The combination of broken promises that hurt the Howard battlers will haunt the government. This means very heavy political sledding for Abbott, particularly tough given how poorly his government did in its first six months and his and his party’s attendant slide in the opinion polls.
But irrespective of the fate of the government, the biggest casualty is that no one will have any appetite to take on the fundamental structural issues everyone on both sides of politics knows must be on the agenda.
Increase and broaden the GST. Empower or emasculate the states in health and education. Tighten pensions and tax superannuation. Not to mention the across-the-board deregulation needed to promote innovation, competition and, ultimately, productivity.
This is really what Treasurer Joe Hockey’s consistent narrative on ending the age of entitlement is all about. The Budget was supposed to be the first step, with relatively small (1%) GDP improvement over the four years of the forward estimates, a signal of more to come in the out years, and a provocation to start a mature political discussion of the really big issues.
Instead, the political debate will focus on relatively minor changes in policy inflamed by charges of broken promises.
Doing nothing, we were told, was not an option for Australia. Well, the Budget did something. The problem is that it did too much for electoral comfort but too little for structural economic change.
Take the decision to reverse the Gillard/Rudd commitments on increased funding to the states for healthcare and education.
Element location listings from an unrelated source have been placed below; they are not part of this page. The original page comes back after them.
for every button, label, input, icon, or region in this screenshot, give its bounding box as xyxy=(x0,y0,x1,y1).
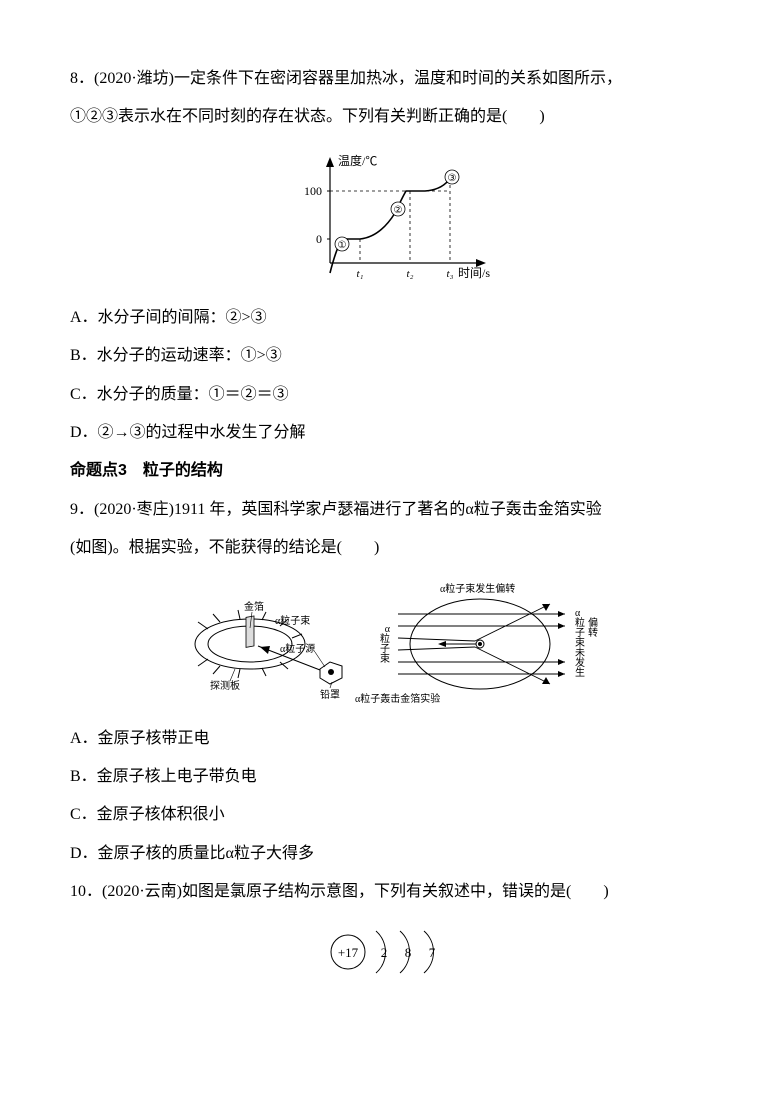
atom-shell-1: 2 xyxy=(381,945,388,960)
chart-ytick-0: 0 xyxy=(316,232,322,246)
q8-option-d: D．②→③的过程中水发生了分解 xyxy=(70,414,710,452)
q9-label-beam: α粒子束 xyxy=(275,614,310,627)
q8-stem-line1: 8．(2020·潍坊)一定条件下在密闭容器里加热冰，温度和时间的关系如图所示， xyxy=(70,60,710,98)
q10-atom-figure: +17 2 8 7 xyxy=(70,917,710,987)
chart-ylabel: 温度/℃ xyxy=(338,153,377,168)
q10-stem: 10．(2020·云南)如图是氯原子结构示意图，下列有关叙述中，错误的是( ) xyxy=(70,873,710,911)
atom-nucleus: +17 xyxy=(338,945,359,960)
chart-mark-1: ① xyxy=(338,240,347,251)
q9-option-c: C．金原子核体积很小 xyxy=(70,796,710,834)
q9-label-foil: 金箔 xyxy=(244,600,264,613)
q9-label-source: α粒子源 xyxy=(280,642,315,655)
q8-option-c: C．水分子的质量：①＝②＝③ xyxy=(70,376,710,414)
atom-shell-3: 7 xyxy=(429,945,436,960)
q9-stem-line1: 9．(2020·枣庄)1911 年，英国科学家卢瑟福进行了著名的α粒子轰击金箔实… xyxy=(70,491,710,529)
q9-label-deflect: α粒子束发生偏转 xyxy=(440,582,515,595)
section-heading-3: 命题点3 粒子的结构 xyxy=(70,452,710,490)
q9-label-title: α粒子轰击金箔实验 xyxy=(355,692,440,705)
q9-figure: 金箔 α粒子束 α粒子源 探测板 铅罩 α粒子轰击金箔实验 α 粒 子 束 α xyxy=(70,574,710,714)
chart-xtick-t2: t₂ xyxy=(407,268,414,280)
q8-stem-line2: ①②③表示水在不同时刻的存在状态。下列有关判断正确的是( ) xyxy=(70,98,710,136)
q9-option-b: B．金原子核上电子带负电 xyxy=(70,758,710,796)
q9-label-detector: 探测板 xyxy=(210,679,240,692)
chart-mark-2: ② xyxy=(394,205,403,216)
q9-right-beam-label-4: 束 xyxy=(380,653,390,665)
q9-option-d: D．金原子核的质量比α粒子大得多 xyxy=(70,835,710,873)
q8-option-b: B．水分子的运动速率：①>③ xyxy=(70,337,710,375)
q9-label-shield: 铅罩 xyxy=(320,688,340,701)
chart-mark-3: ③ xyxy=(448,173,457,184)
chart-ytick-100: 100 xyxy=(304,184,322,198)
q9-stem-line2: (如图)。根据实验，不能获得的结论是( ) xyxy=(70,529,710,567)
q9-option-a: A．金原子核带正电 xyxy=(70,720,710,758)
q8-option-a: A．水分子间的间隔：②>③ xyxy=(70,299,710,337)
atom-shell-2: 8 xyxy=(405,945,412,960)
chart-xtick-t3: t₃ xyxy=(447,268,454,280)
chart-xtick-t1: t₁ xyxy=(357,268,364,280)
chart-xlabel: 时间/s xyxy=(458,266,490,280)
q9-nd-7: 生 xyxy=(575,666,585,679)
q8-chart: 0 100 ① ② ③ t₁ t₂ t₃ 温度/℃ 时间/s xyxy=(70,143,710,293)
q9-nd-9: 转 xyxy=(588,626,598,639)
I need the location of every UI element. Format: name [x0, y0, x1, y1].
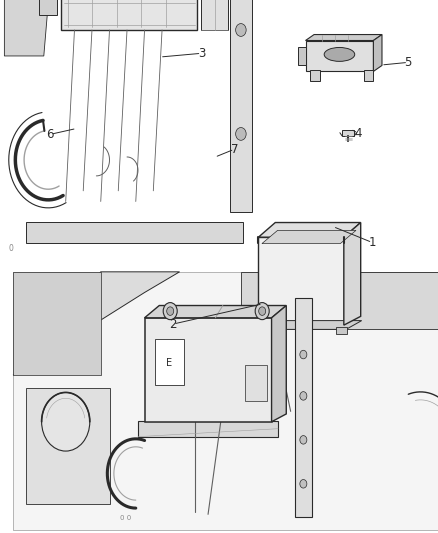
- Ellipse shape: [324, 47, 355, 61]
- Circle shape: [300, 480, 307, 488]
- Circle shape: [300, 350, 307, 359]
- Polygon shape: [39, 0, 57, 15]
- Polygon shape: [305, 41, 373, 71]
- Text: 7: 7: [230, 143, 238, 156]
- Text: 3: 3: [198, 47, 205, 60]
- Polygon shape: [373, 35, 382, 71]
- Circle shape: [167, 307, 174, 316]
- Bar: [13, 272, 438, 530]
- Polygon shape: [305, 35, 382, 41]
- Text: 4: 4: [354, 127, 362, 140]
- Bar: [138, 421, 278, 437]
- Polygon shape: [61, 0, 197, 30]
- Text: E: E: [166, 358, 172, 368]
- Polygon shape: [26, 388, 110, 504]
- Polygon shape: [344, 223, 360, 325]
- Circle shape: [300, 392, 307, 400]
- Polygon shape: [13, 272, 180, 375]
- Polygon shape: [26, 222, 243, 243]
- Polygon shape: [297, 47, 305, 65]
- Text: 5: 5: [405, 56, 412, 69]
- Polygon shape: [13, 272, 101, 375]
- Bar: [245, 365, 267, 401]
- Bar: [310, 70, 320, 81]
- Text: 2: 2: [169, 318, 177, 330]
- Polygon shape: [145, 318, 272, 422]
- Circle shape: [259, 307, 266, 316]
- Polygon shape: [258, 237, 344, 325]
- Polygon shape: [295, 297, 312, 518]
- Polygon shape: [262, 230, 356, 244]
- Polygon shape: [4, 0, 57, 56]
- Circle shape: [236, 127, 246, 140]
- Circle shape: [300, 435, 307, 444]
- Bar: [364, 70, 373, 81]
- Text: 0: 0: [9, 244, 14, 253]
- Circle shape: [255, 303, 269, 320]
- Text: 0 0: 0 0: [120, 515, 132, 521]
- Circle shape: [236, 23, 246, 36]
- Bar: [336, 327, 347, 334]
- Text: 6: 6: [46, 128, 54, 141]
- Polygon shape: [258, 223, 360, 237]
- Polygon shape: [230, 0, 252, 212]
- Circle shape: [42, 392, 90, 451]
- Bar: [155, 338, 184, 385]
- Polygon shape: [201, 0, 228, 30]
- Polygon shape: [256, 320, 362, 329]
- Polygon shape: [145, 305, 286, 318]
- Polygon shape: [342, 130, 354, 136]
- Circle shape: [163, 303, 177, 320]
- Text: 1: 1: [368, 236, 376, 249]
- Polygon shape: [272, 305, 286, 422]
- Polygon shape: [241, 272, 438, 329]
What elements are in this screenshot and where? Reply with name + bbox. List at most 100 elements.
Hockey has been in your face to the states in the past 24 hours, telling them health and education are their problem and they should raise their own revenues to fund them.
What Hockey seems to be doing is provoking the states, mostly with fellow travelling Centre-Right governments, to build the case for increasing the GST — collected in the states for spending in the states.
But the premiers know this is politically radioactive on multiple dimensions. The much safer path for them is to blame Abbott for insufficient funding from the Commonwealth.
The end result will be lots of political pain all around. Poor delivery of key services at the state level. No fundamental tax reform.
There seem to be only two ways the Budget won’t have this bad outcome.
The better alternative, for everybody, is that the Australian economy bounces back very strongly in the next 18 months. Unfortunately, this seems unlikely given that the US Federal Reserve’s commitment to tapering will push up interest rates around the world, with China’s Xi Jingping doing all he can to resist the temptation of another 2009-like stimulus as 7%, not 12%, becomes the new normal for Chinese growth.
The worse alternative, much worse, is a real economic crisis, like that driven by the last real root and branch reform of the Australian economy — the very tough budgets and radical regulation of Paul Keating’s “banana republic” reformism of the mid 1980s.
Australia is fortunately in a much stronger position today than it was then. The ironic downside to this is that the country just doesn’t see a major problem with how the economy is tracking.
The term “too good a crisis to waste” was gallows humour in many Western countries in the dark days of 2009. But some did use the crisis fundamentally to restructure their economies. There was no crisis in Australia, just an acceleration in the spending that began in the latter Howard years.
Fast forward to today. Hockey and Abbott did more in the Budget than Australia was comfortable with but less than we need. They may end up being political casualties, but in the long run the country will be the real loser.
Professor Geoffrey Garrett is the dean of the Australian School of Business at the University of NSW. This opinion piece has appeared on The Conversation.